When I called this afternoon the spirit of Altruism, Progress, Christianity, and all those nice things, flowed up in my so fearfully that I quite forgot one important proposal.

     

I am admittedly knowledgeable beyond the common in matters such as are discussed in the synopsis herewith enclosed. I can promise you six fulminating articles. The matter will not stop with their publication. The present state of the law in England, France, America, Italy, is an outrage on decency and common sense.

     

Here is an instance. A French doctor, with a Johns Hopkins diploma, is actually so afraid of the law that, finding it necessary to prescribe Ether to pull a patient through a crises of dyspnoea he writes its prescription that the Ether is to be used for washing a wound.
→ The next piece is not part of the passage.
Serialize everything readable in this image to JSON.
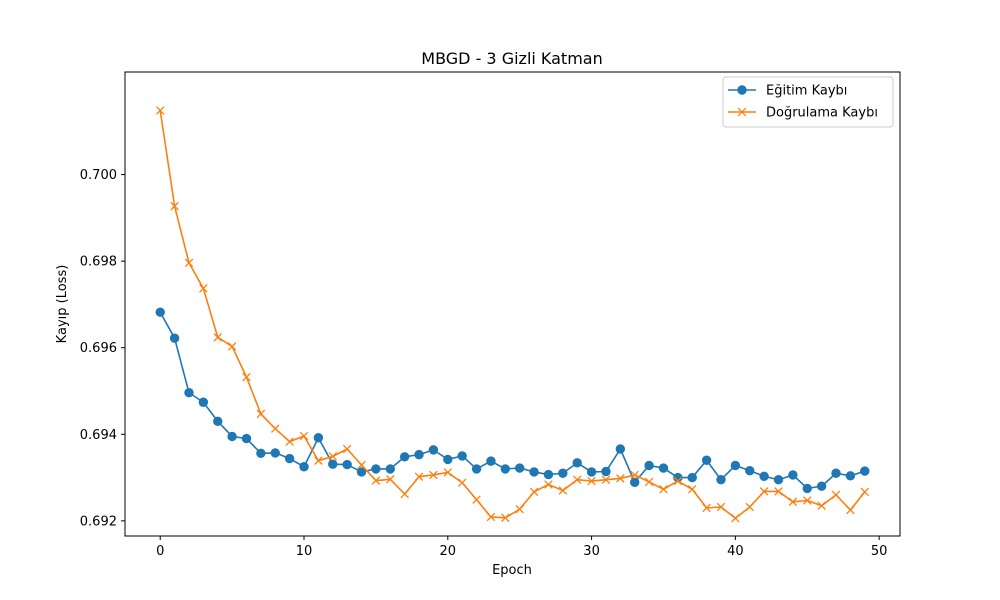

I do not think that any comment is needed; and I am sure you will agree with me that a series of articles exposing the extraordinarily scandalous condition [illegible] at present should create a perfectly delightful rumpus and incidentally help to relieve many unfortunate sufferers to whom life is only tolerable on condition of palliative treatment with forbidden drugs.

     

I may point out that perfectly healthy people who use these drugs for vicious purposes have no other difficulty in obtaining them than is involved in paying high prices to illicit traffickers, as is notorious. The law achieves precisely the opposite of its intended effect.

 

P.S. I hope your absence from the office yesterday does not imply ill-health.